NYTimes (found on Digby):

After months of fevered lobbying and bitter debate, the Chicago City Council passed a groundbreaking ordinance yesterday requiring "big box" stores, like Wal-Mart and Home Depot, to pay a minimum wage of $10 an hour by 2010, along with at least $3 an hour worth of benefits.

My favorite quote:

Wal-Mart's response to the Council's action was swift and blunt.

"It's sad - this puts politics ahead of working men and women," John Simley, a Wal-Mart spokesman, said in a telephone interview. "It means that Chicago is closed to business."

Yeah, they voted 35-14 to put politics ahead of working men and women by giving working men and women a raise. How do you say stuff like that for a living and still sleep at night (I know, i know: on a big bed surrounded by beautiful women. It's times like these i wish i was religious so i could be content in knowing these people would go to Hell.).
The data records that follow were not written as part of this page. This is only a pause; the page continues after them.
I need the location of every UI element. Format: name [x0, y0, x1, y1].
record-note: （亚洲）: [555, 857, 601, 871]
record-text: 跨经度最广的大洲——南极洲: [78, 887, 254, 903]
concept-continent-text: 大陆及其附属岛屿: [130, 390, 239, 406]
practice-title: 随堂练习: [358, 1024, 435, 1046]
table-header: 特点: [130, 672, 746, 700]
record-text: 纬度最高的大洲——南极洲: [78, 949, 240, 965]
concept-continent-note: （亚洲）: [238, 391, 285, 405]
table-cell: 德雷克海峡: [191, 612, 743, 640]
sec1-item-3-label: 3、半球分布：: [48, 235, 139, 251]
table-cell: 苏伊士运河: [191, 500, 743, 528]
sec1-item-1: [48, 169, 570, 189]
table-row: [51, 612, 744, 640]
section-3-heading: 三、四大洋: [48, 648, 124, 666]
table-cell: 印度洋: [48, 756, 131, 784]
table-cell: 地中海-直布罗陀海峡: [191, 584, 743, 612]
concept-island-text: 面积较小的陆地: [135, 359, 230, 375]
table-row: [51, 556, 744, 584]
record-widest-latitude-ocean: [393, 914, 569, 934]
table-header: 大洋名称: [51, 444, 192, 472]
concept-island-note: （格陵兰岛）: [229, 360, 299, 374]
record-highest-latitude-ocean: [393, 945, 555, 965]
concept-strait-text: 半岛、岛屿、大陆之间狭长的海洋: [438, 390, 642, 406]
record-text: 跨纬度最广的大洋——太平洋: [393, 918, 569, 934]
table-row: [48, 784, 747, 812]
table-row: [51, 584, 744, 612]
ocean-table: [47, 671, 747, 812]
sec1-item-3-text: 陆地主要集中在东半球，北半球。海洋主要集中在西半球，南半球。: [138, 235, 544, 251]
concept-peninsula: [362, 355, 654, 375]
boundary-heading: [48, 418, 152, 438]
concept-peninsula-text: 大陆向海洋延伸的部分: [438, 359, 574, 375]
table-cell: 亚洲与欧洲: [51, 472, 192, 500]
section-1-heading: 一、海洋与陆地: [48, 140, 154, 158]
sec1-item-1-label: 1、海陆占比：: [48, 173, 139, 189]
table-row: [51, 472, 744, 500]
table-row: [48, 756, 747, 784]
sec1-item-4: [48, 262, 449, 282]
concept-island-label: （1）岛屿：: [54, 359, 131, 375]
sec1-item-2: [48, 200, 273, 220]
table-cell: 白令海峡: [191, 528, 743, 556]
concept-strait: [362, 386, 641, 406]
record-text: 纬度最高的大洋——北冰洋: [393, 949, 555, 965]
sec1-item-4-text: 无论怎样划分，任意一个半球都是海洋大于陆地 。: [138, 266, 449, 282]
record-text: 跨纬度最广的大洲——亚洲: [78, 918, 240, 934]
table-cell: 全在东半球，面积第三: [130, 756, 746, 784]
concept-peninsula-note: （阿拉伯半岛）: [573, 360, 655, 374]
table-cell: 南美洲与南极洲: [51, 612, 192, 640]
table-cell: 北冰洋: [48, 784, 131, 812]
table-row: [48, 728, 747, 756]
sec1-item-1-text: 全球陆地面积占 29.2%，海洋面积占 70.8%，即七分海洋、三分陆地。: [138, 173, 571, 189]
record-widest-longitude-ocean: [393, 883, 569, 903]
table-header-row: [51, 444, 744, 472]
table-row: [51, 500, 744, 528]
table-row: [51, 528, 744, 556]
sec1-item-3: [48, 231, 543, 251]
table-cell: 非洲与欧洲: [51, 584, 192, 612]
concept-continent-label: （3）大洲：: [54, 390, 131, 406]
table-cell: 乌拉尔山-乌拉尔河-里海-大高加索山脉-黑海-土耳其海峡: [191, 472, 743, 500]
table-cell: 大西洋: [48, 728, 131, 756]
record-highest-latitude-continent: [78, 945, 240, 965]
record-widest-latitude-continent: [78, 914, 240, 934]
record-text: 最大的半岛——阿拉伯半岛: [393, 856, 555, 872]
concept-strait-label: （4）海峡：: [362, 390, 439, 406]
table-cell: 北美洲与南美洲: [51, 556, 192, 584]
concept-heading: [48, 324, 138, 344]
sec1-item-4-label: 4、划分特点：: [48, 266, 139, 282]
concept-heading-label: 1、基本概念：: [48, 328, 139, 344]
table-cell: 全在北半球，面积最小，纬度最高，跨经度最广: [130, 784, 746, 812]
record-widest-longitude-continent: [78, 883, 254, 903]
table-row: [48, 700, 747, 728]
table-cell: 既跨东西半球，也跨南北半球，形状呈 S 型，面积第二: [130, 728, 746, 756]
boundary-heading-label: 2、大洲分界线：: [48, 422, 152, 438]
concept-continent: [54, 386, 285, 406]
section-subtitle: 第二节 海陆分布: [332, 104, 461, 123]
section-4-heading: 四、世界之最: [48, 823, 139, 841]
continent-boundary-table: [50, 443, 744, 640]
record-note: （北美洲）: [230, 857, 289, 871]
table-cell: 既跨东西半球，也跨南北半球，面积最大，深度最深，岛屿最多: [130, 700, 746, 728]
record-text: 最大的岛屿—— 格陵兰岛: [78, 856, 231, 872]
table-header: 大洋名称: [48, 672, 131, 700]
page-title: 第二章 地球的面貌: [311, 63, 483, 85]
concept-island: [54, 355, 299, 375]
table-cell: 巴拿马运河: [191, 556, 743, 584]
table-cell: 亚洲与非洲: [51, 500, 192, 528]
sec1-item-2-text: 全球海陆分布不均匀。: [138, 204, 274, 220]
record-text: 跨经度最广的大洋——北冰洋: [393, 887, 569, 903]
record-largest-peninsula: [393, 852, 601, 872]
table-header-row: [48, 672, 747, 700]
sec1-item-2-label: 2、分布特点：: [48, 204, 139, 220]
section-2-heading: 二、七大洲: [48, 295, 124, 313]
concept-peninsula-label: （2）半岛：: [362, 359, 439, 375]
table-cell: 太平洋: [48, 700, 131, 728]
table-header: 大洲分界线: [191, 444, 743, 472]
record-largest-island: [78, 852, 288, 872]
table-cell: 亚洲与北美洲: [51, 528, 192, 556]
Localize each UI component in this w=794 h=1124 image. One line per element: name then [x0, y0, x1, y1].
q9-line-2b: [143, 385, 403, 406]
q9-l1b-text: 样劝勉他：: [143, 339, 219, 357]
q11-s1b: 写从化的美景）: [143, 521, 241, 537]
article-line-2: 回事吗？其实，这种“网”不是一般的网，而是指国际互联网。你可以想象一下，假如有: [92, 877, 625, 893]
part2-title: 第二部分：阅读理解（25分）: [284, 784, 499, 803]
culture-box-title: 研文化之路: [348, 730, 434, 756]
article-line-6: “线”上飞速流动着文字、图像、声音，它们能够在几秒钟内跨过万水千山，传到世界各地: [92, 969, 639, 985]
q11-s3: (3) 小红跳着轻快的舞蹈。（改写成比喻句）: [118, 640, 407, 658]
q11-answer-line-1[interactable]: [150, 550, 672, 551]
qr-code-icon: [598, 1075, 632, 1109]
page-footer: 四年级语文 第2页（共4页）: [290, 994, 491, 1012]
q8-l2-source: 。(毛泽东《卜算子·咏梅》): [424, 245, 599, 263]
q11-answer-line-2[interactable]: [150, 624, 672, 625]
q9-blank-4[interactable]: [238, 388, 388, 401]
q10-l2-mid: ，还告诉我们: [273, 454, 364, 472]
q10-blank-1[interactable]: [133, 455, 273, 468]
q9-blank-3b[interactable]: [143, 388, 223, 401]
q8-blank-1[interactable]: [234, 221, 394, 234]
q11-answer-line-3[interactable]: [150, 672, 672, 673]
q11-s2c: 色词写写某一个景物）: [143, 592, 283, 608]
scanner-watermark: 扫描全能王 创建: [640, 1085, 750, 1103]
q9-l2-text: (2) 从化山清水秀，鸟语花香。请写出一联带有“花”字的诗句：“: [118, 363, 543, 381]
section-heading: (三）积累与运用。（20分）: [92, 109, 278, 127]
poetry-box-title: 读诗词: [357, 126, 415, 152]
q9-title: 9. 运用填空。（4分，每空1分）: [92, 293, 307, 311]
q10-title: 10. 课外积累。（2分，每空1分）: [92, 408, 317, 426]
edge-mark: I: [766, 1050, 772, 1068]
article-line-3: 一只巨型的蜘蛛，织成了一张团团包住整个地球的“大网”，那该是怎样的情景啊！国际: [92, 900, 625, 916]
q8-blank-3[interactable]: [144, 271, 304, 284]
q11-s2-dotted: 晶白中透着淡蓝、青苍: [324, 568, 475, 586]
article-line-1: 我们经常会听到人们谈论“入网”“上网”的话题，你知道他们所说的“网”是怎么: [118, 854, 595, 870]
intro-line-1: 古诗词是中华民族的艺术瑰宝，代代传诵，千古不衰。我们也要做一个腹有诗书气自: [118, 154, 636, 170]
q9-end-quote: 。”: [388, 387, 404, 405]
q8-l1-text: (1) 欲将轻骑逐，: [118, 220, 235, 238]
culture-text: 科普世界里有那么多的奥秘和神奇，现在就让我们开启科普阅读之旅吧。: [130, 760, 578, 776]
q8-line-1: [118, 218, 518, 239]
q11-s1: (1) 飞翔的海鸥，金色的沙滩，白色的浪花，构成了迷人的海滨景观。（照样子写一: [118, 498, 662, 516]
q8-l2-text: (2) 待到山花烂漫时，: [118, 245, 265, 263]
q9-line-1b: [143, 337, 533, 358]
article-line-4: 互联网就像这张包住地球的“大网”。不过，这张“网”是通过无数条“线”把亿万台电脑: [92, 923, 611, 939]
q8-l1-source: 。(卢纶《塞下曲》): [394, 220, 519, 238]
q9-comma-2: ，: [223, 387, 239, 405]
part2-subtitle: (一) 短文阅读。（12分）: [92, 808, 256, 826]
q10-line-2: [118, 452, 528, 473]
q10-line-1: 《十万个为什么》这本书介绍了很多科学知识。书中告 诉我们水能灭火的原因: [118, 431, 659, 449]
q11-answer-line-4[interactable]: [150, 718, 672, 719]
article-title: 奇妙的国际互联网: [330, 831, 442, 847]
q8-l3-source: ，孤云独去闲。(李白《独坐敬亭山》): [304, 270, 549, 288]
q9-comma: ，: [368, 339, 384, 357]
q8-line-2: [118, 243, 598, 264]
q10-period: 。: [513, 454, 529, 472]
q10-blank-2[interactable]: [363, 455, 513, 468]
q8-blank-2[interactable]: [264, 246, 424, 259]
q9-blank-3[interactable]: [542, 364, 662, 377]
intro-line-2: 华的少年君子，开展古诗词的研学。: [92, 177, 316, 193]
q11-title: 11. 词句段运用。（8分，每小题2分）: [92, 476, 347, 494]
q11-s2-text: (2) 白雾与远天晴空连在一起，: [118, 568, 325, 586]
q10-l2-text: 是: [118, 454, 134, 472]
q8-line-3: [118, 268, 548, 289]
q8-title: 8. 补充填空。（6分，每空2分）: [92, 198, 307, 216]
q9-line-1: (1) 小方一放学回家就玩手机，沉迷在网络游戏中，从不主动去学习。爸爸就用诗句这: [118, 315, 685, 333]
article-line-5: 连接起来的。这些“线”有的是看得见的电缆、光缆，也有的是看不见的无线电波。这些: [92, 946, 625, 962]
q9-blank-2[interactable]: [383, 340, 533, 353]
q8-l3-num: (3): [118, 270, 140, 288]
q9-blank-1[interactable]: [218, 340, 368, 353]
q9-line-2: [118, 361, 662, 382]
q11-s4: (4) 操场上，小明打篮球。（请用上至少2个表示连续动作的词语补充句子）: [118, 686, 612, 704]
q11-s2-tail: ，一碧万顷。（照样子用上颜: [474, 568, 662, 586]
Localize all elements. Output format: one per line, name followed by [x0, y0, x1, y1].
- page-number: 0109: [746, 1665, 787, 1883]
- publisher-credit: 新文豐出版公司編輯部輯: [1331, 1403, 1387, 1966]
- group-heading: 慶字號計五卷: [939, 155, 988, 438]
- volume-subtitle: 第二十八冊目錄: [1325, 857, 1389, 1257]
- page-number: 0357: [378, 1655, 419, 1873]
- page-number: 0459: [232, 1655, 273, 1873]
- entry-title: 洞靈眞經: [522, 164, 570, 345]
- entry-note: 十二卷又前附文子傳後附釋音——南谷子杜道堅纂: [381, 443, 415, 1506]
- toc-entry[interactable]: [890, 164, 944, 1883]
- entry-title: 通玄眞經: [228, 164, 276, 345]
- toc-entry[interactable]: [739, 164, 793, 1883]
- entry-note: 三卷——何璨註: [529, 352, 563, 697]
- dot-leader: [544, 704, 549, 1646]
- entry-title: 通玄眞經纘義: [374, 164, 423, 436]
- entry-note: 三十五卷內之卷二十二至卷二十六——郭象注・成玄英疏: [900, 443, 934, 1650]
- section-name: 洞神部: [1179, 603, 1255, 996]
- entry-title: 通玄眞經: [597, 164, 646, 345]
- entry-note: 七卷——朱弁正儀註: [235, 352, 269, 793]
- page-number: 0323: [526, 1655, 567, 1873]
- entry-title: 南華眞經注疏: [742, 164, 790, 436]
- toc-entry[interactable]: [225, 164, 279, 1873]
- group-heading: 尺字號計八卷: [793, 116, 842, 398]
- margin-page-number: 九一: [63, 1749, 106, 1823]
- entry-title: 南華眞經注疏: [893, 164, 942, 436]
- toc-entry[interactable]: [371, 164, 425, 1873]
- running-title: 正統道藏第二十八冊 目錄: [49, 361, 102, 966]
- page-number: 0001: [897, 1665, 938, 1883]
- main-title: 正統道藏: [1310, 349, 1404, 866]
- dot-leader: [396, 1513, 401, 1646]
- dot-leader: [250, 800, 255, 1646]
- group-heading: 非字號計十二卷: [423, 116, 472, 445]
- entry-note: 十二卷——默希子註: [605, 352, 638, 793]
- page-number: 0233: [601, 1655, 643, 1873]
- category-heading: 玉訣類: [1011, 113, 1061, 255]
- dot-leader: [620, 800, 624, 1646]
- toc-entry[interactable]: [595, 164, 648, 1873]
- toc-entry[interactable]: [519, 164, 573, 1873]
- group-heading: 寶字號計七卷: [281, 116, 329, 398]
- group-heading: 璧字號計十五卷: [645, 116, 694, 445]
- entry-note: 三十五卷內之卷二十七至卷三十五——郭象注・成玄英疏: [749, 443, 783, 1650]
And another vindication for those of you with the Costco memberships:

In arguing that Wal-Mart and other companies can easily afford to meet the new standards, proponents of the measure pointed to Costco, which says it already pays at least $10 an hour plus benefits to starting workers around the country.

By fnord12 | July 31, 2006, 5:15 PM | Liberal Outrage


before you all get too carried away with love for the Costco, Costco's Kirkland brand organic milk isn't exactly organic. they get the milk from Aurora Organic Dairy which is factory feedlot. the cows are fed organic grains, but are not given much time to actually graze and move around.

"The USDA is now drafting a proposed rule that will likely come out this fall, and there will be another comment period, spokeswoman Joan Shaffer said.

Horizon supports the key proposal, which would require that organic cows spend at least 120 days a year on pasture, Scalzo said.

Aurora opposes that standard as unscientific and told the USDA eastern Colorado gets only about 45 to 60 days of significant edible grass per year.

The nation's largest farmer-owned organic dairy co-op, the Organic Valley Family of Farms, based in LaFarge, Wis., says its 572 family-owned dairy farms nationwide already exceed the proposed standards."

so, somehow family owned farms have been able to meet these proposed standards but it's just too difficult for the rich factory farms to manage. i'm playing the world's tiniest violin for them.

Horizon is the other company the Organic Consumers Association is boycotting. they provide milk to Wal-Mart, among other stores and also own the Silk brand. Although they claim the boycott has had very little effect, they admit they've had to do alot of explaining to stores since.